Eric de Lucy, président de l'Union des groupements de producteurs de bananes, s'insurge contre cette "ostracisation" : "C'est toujours la même chose : les écologistes sont des anges et les producteurs sont des diables !"
Le docteur Multigner estime que "la pollution au chlordécone est instrumentalisée par une minorité associative, qui en a fait son fond de commerce, et par le mouvement indépendantiste". Eric Godard, chargé de mission interministériel sur le chlordécone, déplore que "l'idée selon laquelle l'Etat cache quelque chose s'est répandue dans le public, avec, en toile de fond, une théorie du complot".
En Guadeloupe, les responsables associatifs et les élus locaux se montrent plus sereins. "Je ne partage pas la thèse de l'empoisonnement prémédité ou du génocide, assure Harry Jawad Durimel. Je mets plutôt en cause le laxisme des autorités et l'appât du gain des producteurs de bananes."

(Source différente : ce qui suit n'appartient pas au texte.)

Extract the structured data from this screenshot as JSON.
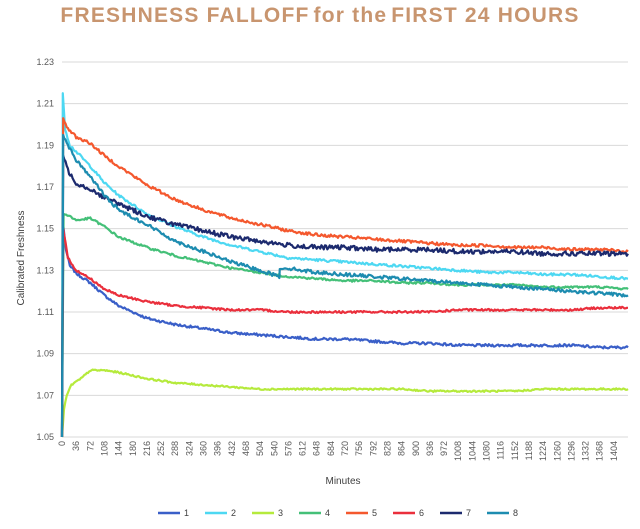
{
  "title": {
    "part1": "FRESHNESS FALLOFF",
    "part2": "for the",
    "part3": "FIRST 24 HOURS"
  },
  "chart_data": {
    "type": "line",
    "xlabel": "Minutes",
    "ylabel": "Calibrated Freshness",
    "ylim": [
      1.05,
      1.23
    ],
    "yticks": [
      "1.05",
      "1.07",
      "1.09",
      "1.11",
      "1.13",
      "1.15",
      "1.17",
      "1.19",
      "1.21",
      "1.23"
    ],
    "xlim": [
      0,
      1440
    ],
    "xticks": [
      0,
      36,
      72,
      108,
      144,
      180,
      216,
      252,
      288,
      324,
      360,
      396,
      432,
      468,
      504,
      540,
      576,
      612,
      648,
      684,
      720,
      756,
      792,
      828,
      864,
      900,
      936,
      972,
      1008,
      1044,
      1080,
      1116,
      1152,
      1188,
      1224,
      1260,
      1296,
      1332,
      1368,
      1404
    ],
    "grid": "horizontal",
    "legend_position": "bottom",
    "series": [
      {
        "name": "1",
        "color": "#3a5fc8",
        "noise": 0.0006,
        "points": [
          [
            0,
            1.05
          ],
          [
            3,
            1.152
          ],
          [
            10,
            1.14
          ],
          [
            20,
            1.132
          ],
          [
            40,
            1.128
          ],
          [
            72,
            1.124
          ],
          [
            108,
            1.118
          ],
          [
            144,
            1.113
          ],
          [
            216,
            1.107
          ],
          [
            288,
            1.104
          ],
          [
            360,
            1.102
          ],
          [
            432,
            1.1
          ],
          [
            504,
            1.099
          ],
          [
            576,
            1.098
          ],
          [
            648,
            1.097
          ],
          [
            720,
            1.097
          ],
          [
            792,
            1.096
          ],
          [
            864,
            1.095
          ],
          [
            936,
            1.095
          ],
          [
            1008,
            1.094
          ],
          [
            1080,
            1.094
          ],
          [
            1152,
            1.094
          ],
          [
            1224,
            1.094
          ],
          [
            1296,
            1.094
          ],
          [
            1368,
            1.093
          ],
          [
            1440,
            1.093
          ]
        ]
      },
      {
        "name": "2",
        "color": "#4dd8f2",
        "noise": 0.0006,
        "points": [
          [
            0,
            1.05
          ],
          [
            2,
            1.215
          ],
          [
            8,
            1.198
          ],
          [
            20,
            1.19
          ],
          [
            36,
            1.187
          ],
          [
            72,
            1.18
          ],
          [
            108,
            1.172
          ],
          [
            144,
            1.166
          ],
          [
            216,
            1.157
          ],
          [
            288,
            1.151
          ],
          [
            360,
            1.146
          ],
          [
            432,
            1.142
          ],
          [
            504,
            1.139
          ],
          [
            576,
            1.136
          ],
          [
            648,
            1.135
          ],
          [
            720,
            1.134
          ],
          [
            792,
            1.133
          ],
          [
            864,
            1.132
          ],
          [
            936,
            1.131
          ],
          [
            1008,
            1.13
          ],
          [
            1080,
            1.129
          ],
          [
            1152,
            1.129
          ],
          [
            1224,
            1.128
          ],
          [
            1296,
            1.128
          ],
          [
            1368,
            1.127
          ],
          [
            1440,
            1.126
          ]
        ]
      },
      {
        "name": "3",
        "color": "#b5ea3c",
        "noise": 0.0004,
        "points": [
          [
            0,
            1.05
          ],
          [
            5,
            1.063
          ],
          [
            12,
            1.07
          ],
          [
            24,
            1.075
          ],
          [
            48,
            1.078
          ],
          [
            72,
            1.082
          ],
          [
            108,
            1.082
          ],
          [
            144,
            1.081
          ],
          [
            216,
            1.078
          ],
          [
            288,
            1.076
          ],
          [
            360,
            1.075
          ],
          [
            432,
            1.074
          ],
          [
            504,
            1.073
          ],
          [
            576,
            1.073
          ],
          [
            648,
            1.073
          ],
          [
            720,
            1.073
          ],
          [
            792,
            1.073
          ],
          [
            864,
            1.073
          ],
          [
            936,
            1.072
          ],
          [
            1008,
            1.072
          ],
          [
            1080,
            1.072
          ],
          [
            1152,
            1.072
          ],
          [
            1224,
            1.073
          ],
          [
            1296,
            1.073
          ],
          [
            1368,
            1.073
          ],
          [
            1440,
            1.073
          ]
        ]
      },
      {
        "name": "4",
        "color": "#44c078",
        "noise": 0.0005,
        "points": [
          [
            0,
            1.05
          ],
          [
            4,
            1.157
          ],
          [
            20,
            1.156
          ],
          [
            36,
            1.154
          ],
          [
            72,
            1.155
          ],
          [
            108,
            1.151
          ],
          [
            144,
            1.146
          ],
          [
            216,
            1.141
          ],
          [
            288,
            1.137
          ],
          [
            360,
            1.134
          ],
          [
            432,
            1.131
          ],
          [
            504,
            1.129
          ],
          [
            576,
            1.127
          ],
          [
            648,
            1.126
          ],
          [
            720,
            1.125
          ],
          [
            792,
            1.125
          ],
          [
            864,
            1.124
          ],
          [
            936,
            1.124
          ],
          [
            1008,
            1.123
          ],
          [
            1080,
            1.123
          ],
          [
            1152,
            1.123
          ],
          [
            1224,
            1.122
          ],
          [
            1296,
            1.122
          ],
          [
            1368,
            1.122
          ],
          [
            1440,
            1.121
          ]
        ]
      },
      {
        "name": "5",
        "color": "#f4582e",
        "noise": 0.0007,
        "points": [
          [
            0,
            1.05
          ],
          [
            3,
            1.203
          ],
          [
            15,
            1.198
          ],
          [
            36,
            1.194
          ],
          [
            72,
            1.191
          ],
          [
            108,
            1.185
          ],
          [
            144,
            1.18
          ],
          [
            216,
            1.171
          ],
          [
            288,
            1.164
          ],
          [
            360,
            1.159
          ],
          [
            432,
            1.155
          ],
          [
            504,
            1.152
          ],
          [
            576,
            1.149
          ],
          [
            648,
            1.147
          ],
          [
            720,
            1.146
          ],
          [
            792,
            1.145
          ],
          [
            864,
            1.144
          ],
          [
            936,
            1.143
          ],
          [
            1008,
            1.142
          ],
          [
            1080,
            1.142
          ],
          [
            1152,
            1.141
          ],
          [
            1224,
            1.141
          ],
          [
            1296,
            1.14
          ],
          [
            1368,
            1.14
          ],
          [
            1440,
            1.139
          ]
        ]
      },
      {
        "name": "6",
        "color": "#ea2f3c",
        "noise": 0.0005,
        "points": [
          [
            0,
            1.05
          ],
          [
            3,
            1.15
          ],
          [
            15,
            1.136
          ],
          [
            36,
            1.13
          ],
          [
            72,
            1.126
          ],
          [
            108,
            1.121
          ],
          [
            144,
            1.118
          ],
          [
            216,
            1.115
          ],
          [
            288,
            1.113
          ],
          [
            360,
            1.112
          ],
          [
            432,
            1.111
          ],
          [
            504,
            1.111
          ],
          [
            576,
            1.11
          ],
          [
            648,
            1.11
          ],
          [
            720,
            1.11
          ],
          [
            792,
            1.11
          ],
          [
            864,
            1.11
          ],
          [
            936,
            1.11
          ],
          [
            1008,
            1.111
          ],
          [
            1080,
            1.111
          ],
          [
            1152,
            1.111
          ],
          [
            1224,
            1.111
          ],
          [
            1296,
            1.111
          ],
          [
            1368,
            1.112
          ],
          [
            1440,
            1.112
          ]
        ]
      },
      {
        "name": "7",
        "color": "#1c2a6e",
        "noise": 0.0011,
        "points": [
          [
            0,
            1.05
          ],
          [
            3,
            1.185
          ],
          [
            15,
            1.178
          ],
          [
            36,
            1.172
          ],
          [
            72,
            1.169
          ],
          [
            108,
            1.165
          ],
          [
            144,
            1.162
          ],
          [
            216,
            1.156
          ],
          [
            288,
            1.152
          ],
          [
            360,
            1.149
          ],
          [
            432,
            1.146
          ],
          [
            504,
            1.144
          ],
          [
            576,
            1.142
          ],
          [
            648,
            1.141
          ],
          [
            720,
            1.141
          ],
          [
            792,
            1.14
          ],
          [
            864,
            1.14
          ],
          [
            936,
            1.14
          ],
          [
            1008,
            1.139
          ],
          [
            1080,
            1.139
          ],
          [
            1152,
            1.139
          ],
          [
            1224,
            1.138
          ],
          [
            1296,
            1.138
          ],
          [
            1368,
            1.138
          ],
          [
            1440,
            1.138
          ]
        ]
      },
      {
        "name": "8",
        "color": "#1d8cb0",
        "noise": 0.0008,
        "points": [
          [
            0,
            1.05
          ],
          [
            3,
            1.195
          ],
          [
            15,
            1.19
          ],
          [
            36,
            1.183
          ],
          [
            72,
            1.175
          ],
          [
            108,
            1.166
          ],
          [
            144,
            1.159
          ],
          [
            216,
            1.152
          ],
          [
            288,
            1.144
          ],
          [
            360,
            1.139
          ],
          [
            432,
            1.134
          ],
          [
            504,
            1.13
          ],
          [
            553,
            1.127
          ],
          [
            554,
            1.131
          ],
          [
            576,
            1.131
          ],
          [
            648,
            1.129
          ],
          [
            720,
            1.128
          ],
          [
            792,
            1.127
          ],
          [
            864,
            1.126
          ],
          [
            936,
            1.125
          ],
          [
            1008,
            1.124
          ],
          [
            1080,
            1.123
          ],
          [
            1152,
            1.122
          ],
          [
            1224,
            1.121
          ],
          [
            1296,
            1.12
          ],
          [
            1368,
            1.119
          ],
          [
            1440,
            1.118
          ]
        ]
      }
    ]
  }
}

Albert Dorville, maire (sans étiquette) de Trois-Rivières, une des huit communes guadeloupéennes concernées par la pollution, considère que "Belpomme est allé trop loin". Il souhaite cependant que les autorités indemnisent les planteurs et estime qu'il faut "envisager la dépollution des sols contaminés et une reconversion des cultures". M. Dorville, qui est médecin, affirme n'avoir jamais vu dans son cabinet de pathologie liée aux pesticides.